Sacramento likely will be an Open Division team for the Northern California Regional, to be announced today.
Division IV girls: Bradshaw Christian 43, West Campus 32 – This wasn’t supposed to be Bradshaw Christian’s year. The Pride graduated three starters and had no JV program to draw from, yet it celebrated its fifth title in six seasons and second in a row by beating the Warriors.
Jordyn Bell had 23 points and 15 rebounds and Erika Bean had 12 points, six steals and four assists for Bradshaw Christian (20-6). Barbara Keomany had 17 points to lead the Warriors (20-7) in a game that was more about grit than elegance as the teams combined for 47 turnovers and 37 fouls.

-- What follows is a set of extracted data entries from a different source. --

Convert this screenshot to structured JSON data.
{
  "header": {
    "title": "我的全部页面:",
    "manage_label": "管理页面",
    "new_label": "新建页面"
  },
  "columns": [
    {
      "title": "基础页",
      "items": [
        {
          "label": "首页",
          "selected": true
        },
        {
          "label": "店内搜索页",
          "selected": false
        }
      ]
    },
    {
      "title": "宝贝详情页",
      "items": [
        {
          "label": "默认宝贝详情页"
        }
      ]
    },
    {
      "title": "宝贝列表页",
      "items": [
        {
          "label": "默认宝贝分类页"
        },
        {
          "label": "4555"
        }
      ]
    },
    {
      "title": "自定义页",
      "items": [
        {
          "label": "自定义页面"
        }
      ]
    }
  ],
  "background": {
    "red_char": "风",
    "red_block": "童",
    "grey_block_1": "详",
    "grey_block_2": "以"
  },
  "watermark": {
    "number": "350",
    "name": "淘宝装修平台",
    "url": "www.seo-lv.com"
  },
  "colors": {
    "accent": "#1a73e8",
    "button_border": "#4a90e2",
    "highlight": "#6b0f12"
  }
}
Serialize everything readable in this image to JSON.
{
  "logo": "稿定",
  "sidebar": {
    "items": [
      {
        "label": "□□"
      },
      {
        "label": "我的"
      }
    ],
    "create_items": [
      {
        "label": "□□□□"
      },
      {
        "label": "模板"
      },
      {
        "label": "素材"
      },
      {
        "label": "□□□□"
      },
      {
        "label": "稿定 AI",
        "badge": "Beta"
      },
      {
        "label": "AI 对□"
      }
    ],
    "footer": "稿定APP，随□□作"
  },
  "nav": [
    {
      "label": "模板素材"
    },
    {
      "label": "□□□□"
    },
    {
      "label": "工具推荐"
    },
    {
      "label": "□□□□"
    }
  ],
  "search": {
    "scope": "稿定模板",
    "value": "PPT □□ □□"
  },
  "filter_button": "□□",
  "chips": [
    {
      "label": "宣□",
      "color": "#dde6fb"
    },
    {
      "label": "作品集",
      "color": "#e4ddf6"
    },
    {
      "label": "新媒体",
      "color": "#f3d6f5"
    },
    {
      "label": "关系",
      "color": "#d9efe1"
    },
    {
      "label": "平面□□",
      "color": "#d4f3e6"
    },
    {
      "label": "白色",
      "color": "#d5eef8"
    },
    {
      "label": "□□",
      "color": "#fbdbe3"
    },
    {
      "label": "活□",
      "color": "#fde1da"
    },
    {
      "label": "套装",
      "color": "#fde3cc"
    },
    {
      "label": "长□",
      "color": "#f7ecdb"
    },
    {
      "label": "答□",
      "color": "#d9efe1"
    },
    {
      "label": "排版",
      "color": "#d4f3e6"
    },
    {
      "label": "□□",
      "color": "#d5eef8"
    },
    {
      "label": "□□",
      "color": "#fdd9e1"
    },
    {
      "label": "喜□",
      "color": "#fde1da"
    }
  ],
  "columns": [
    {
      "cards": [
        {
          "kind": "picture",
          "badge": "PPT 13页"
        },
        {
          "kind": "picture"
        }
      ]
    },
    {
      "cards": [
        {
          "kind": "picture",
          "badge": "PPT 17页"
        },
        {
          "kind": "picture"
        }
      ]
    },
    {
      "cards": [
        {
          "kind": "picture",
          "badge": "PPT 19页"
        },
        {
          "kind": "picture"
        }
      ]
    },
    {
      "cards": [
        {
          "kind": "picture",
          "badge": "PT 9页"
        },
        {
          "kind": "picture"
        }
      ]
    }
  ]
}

At times this season, because of illness and injuries, the Pride has competed with five able bodies.
“It’s all good, though,” said coach Mike Ruble, also Bradshaw Christian’s athletic director and boys basketball coach. “I knew we
were small in numbers. But I also knew what we had. To watch it come together – the girls are really super competitive, savvy and a lot of fun.”
Bradshaw Christian is 6-0 in section finals – four in D-V and the last two in D-IV. It has a playoff record of 24-2 in its short history of high school athletics.
The Pride also could end up with the top seed in the regional if D-IV Bay Area powers Salesian of Richmond and St.
Mary’s of Berkeley are moved to the Open Division, as expected.